В темноте послышались его шаги, он отошел к стене, делать паровозик из туристов. Судя по витающей в воздухе радости, все шло благополучно, так что я тоже приободрилась и кое-как поднялась с пола, стараясь не потерять равновесие. Тут послышался топот, сопение, и к моей руке прицепили чью-то безымянную конечность.
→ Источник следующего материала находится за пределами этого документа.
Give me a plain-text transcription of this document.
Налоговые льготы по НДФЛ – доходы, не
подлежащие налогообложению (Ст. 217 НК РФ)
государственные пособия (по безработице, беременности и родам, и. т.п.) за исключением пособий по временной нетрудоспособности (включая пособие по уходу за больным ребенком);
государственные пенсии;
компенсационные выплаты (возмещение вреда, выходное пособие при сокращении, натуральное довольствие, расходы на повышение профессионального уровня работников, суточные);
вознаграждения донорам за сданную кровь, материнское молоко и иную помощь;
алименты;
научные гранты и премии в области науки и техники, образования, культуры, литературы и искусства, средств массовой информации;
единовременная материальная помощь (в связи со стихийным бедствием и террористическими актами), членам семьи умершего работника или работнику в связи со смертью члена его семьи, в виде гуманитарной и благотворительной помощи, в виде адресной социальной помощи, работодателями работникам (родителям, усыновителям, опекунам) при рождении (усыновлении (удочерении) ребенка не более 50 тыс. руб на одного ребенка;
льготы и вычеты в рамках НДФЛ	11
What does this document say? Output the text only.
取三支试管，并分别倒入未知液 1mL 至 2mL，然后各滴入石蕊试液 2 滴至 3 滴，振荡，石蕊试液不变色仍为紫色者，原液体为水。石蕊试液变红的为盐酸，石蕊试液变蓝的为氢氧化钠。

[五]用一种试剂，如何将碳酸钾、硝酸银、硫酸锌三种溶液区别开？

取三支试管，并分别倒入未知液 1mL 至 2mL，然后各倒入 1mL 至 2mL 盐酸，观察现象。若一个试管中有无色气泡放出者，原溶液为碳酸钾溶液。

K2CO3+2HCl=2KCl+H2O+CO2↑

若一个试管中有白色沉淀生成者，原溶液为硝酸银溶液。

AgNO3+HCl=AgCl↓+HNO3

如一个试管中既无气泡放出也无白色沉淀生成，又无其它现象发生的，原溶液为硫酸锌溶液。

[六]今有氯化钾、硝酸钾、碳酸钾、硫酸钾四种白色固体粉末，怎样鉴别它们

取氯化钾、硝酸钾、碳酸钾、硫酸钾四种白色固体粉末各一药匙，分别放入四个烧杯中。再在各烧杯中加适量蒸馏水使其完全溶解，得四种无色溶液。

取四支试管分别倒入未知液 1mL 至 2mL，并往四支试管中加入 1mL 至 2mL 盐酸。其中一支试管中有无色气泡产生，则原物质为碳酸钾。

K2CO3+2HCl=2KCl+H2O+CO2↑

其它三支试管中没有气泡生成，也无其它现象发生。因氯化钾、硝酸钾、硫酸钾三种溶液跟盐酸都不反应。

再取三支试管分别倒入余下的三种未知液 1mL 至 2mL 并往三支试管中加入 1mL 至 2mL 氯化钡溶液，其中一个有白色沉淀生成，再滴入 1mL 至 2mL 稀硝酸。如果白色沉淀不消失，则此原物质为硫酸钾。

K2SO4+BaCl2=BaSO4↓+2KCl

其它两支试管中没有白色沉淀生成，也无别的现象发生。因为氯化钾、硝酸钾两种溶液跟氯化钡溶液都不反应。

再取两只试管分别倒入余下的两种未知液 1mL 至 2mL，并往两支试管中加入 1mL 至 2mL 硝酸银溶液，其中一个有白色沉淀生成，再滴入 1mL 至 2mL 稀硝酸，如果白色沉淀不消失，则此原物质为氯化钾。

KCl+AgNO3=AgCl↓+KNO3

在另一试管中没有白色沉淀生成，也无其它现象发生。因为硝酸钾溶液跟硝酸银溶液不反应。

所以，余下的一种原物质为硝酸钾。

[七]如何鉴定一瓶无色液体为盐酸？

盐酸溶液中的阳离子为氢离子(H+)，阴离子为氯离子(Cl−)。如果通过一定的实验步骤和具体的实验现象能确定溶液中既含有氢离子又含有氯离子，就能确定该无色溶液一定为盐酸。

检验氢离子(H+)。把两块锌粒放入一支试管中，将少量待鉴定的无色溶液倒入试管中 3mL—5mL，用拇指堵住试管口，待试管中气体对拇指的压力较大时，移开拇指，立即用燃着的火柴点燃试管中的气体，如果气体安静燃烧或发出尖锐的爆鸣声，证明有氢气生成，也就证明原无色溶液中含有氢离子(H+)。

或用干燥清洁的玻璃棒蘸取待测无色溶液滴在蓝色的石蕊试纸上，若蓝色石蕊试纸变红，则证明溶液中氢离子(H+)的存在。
За другую руку взялся, судя по всему, сам Вартасар – по крайней мере, он закричал прямо над моим ухом:

– А теперь пошли! Чтобы не падать, держитесь вдоль стен и не отрывайте ног от пола!

Невидимый лабиринт наполнился старательным шарканьем. Мы поползли за Вартасаром на первой скорости, как большая неуклюжая гусеница. По-прежнему было темно, и из-за шарканья я периодически ушибала пальцы ног об торчащие из земли камни, но обадейская и еще чья-то рука не давали мне упасть.

– Поворот! – кричал Вартасар, периодически, видимо, забывая о том, что обещал стараться говорить тише. – Так! Теперь тут лестница! Аккуратнее! – меня потащили вниз по невидимым ступенькам. – Не бойтесь потеряться, я вас вижу!

– Я тоже, – вдруг раздался какой-то молитвенный голос нашей активной бабульки. – Я тоже вижу! Ох, какая красота! А у меня фотоаппарата нет!

– Где красота? Какая красота? – тут же завистливо занервничали остальные. Я поморгала, но передо мной по-прежнему была темнота.

– Да тут все стены в росписях! И так светло! Свет как из ниоткуда идет! А, вот и стрелочки куда идти!

– Значит, сиусийская ноосфера действует на всех? – оживилась я, дернув Вартасара за руку.

– Значит, на всех, – согласился он не очень приветливо, но я, видимо, на радостях, снова почувствовала ощутимый приступ любви к нему.

Наша сцепка дрогнула – бабулька выпрыгнула из нее и затопала самостоятельно, быстро говоря:

– А у меня ведь здесь и до того бывало – засыпаю или что – и вдруг кажется, что кругом светло! А потом опять ничего не вижу!

– Да, у меня так тоже было! – радостно отозвалась я. – Пока я не начала носить прибор ночного видения…

– И я вижу! – завопил еще чей-то счастливый голос. – Ух ты-ы, красота! Ой, гляньте! Ого!

Под смесь счастья и зависти мы поползли дальше по коридору. Но процесс пошел уже быстро – то один, то другой турист выскакивал из сцепки с диким воплем «я вижу!», как будто до этого он был вообще слепым от рождения, и начинал восхвалять красоты лабиринта. Перед моими же глазами стояла прочная тьма… Мамочки, а может, я вообще ослепла?! Какая-нибудь мышь двинула меня чем-нибудь…

– Сомнительно! – вдруг гаркнул Вартасар мне в ухо так, что я споткнулась и, чуть не подвернув ногу, спросила дрожащим голосом:

– Что сомнительно?

– Что ты ослепла. Я не очень разбираюсь во всех этих научных вещах, но, скорее всего, ноосферное зрение быстрее проявляется, если пару дней провести в полной темноте. А вы все носили приборы, поэтому у вас процесс идет медленнее. Уби и Саша наверняка тоже ничего не видят.

– Точно, – подтвердила Уби мрачно под крики очередного прозревшего туриста. – Эти мыши были правы, надо было их сразу слушаться. Но могли бы и понормальнее сказать, а не темнить!

– Темнить – это точно сказано, – одобрил Вартасар и даже рассмеялся, правда не вслух, а где-то у меня в голове ближе к левому виску.

Скоро в сцепке нас осталось всего трое: туристы обрели зрение и носились по лабиринту туда-сюда, как стадо коней, восхваляя мышиные достижения. Я мрачно сопела, устав шаркать, и думала о том, что мне опять не повезло. Небось, Уби и Сашка сейчас тоже прозреют, а я останусь… И, будто в доказательство этих мыслей, я услышала радостный голос Сашки:

– Ой! Ух ты! Лианк! Представляешь – я вижу!